Maybe the solution for CEOs that take the golden parachute is a literal golden parachute.
Comment on Unity CEO John Riccitiello is retiring, effective immediately
schwim@reddthat.com 1 year ago
pops the golden parachute
“Later, bitches!”
upforitbutnotdownforit@kbin.social 1 year ago
shalafi@lemmy.world 1 year ago
Abd what would you propose we do with the board of directors? Ya know, the people actually running the show?
Y’all are suckers. They put out a Judas goat and you eat it up.
Neato@kbin.social 1 year ago
The solution is to tax the rich so a golden parachute mostly goes to the tax payer. Including stock options.

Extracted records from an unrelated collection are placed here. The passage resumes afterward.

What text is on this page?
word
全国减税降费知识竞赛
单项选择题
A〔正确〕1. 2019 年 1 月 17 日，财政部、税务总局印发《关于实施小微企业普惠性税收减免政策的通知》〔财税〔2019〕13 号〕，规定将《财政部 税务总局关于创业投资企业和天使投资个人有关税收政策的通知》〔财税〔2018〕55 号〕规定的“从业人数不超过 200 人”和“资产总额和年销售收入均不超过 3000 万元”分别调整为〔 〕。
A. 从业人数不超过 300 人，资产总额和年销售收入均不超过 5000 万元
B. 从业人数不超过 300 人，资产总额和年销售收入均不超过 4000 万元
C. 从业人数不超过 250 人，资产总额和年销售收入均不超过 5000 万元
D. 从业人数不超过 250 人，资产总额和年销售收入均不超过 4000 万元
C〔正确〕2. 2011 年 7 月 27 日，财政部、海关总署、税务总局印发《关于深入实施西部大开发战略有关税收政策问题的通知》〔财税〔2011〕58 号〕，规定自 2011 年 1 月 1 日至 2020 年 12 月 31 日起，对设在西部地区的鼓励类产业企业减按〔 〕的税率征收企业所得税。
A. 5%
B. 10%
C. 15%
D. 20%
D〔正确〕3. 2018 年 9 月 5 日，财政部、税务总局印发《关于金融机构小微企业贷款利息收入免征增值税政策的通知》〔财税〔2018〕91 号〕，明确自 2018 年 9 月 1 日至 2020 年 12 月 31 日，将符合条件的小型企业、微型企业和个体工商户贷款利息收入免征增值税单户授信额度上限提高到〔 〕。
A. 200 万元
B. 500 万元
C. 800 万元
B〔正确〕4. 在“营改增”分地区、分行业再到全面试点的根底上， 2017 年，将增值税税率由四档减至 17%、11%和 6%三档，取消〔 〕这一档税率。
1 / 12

root_beer@midwest.social 1 year ago
They get a rucksack filled with gold bullion, and the only way out of the building is through the window of their corner office.
Skyrmir@lemmy.world 1 year ago
Times are tough, best we can do is lead.
shalafi@lemmy.world 1 year ago
“So, board of directors, you can force me to do any dumb thing you want, or fire me for not doing it? Yeah. Imma need an escape shuttle.”
“Fine. We’ll cut you a check for a couple of million if it comes to that. But we’re so smart, it won’t come to that.”
“It came to that.”
“Here’s your check.”
Thank you for coming to my TED Talk.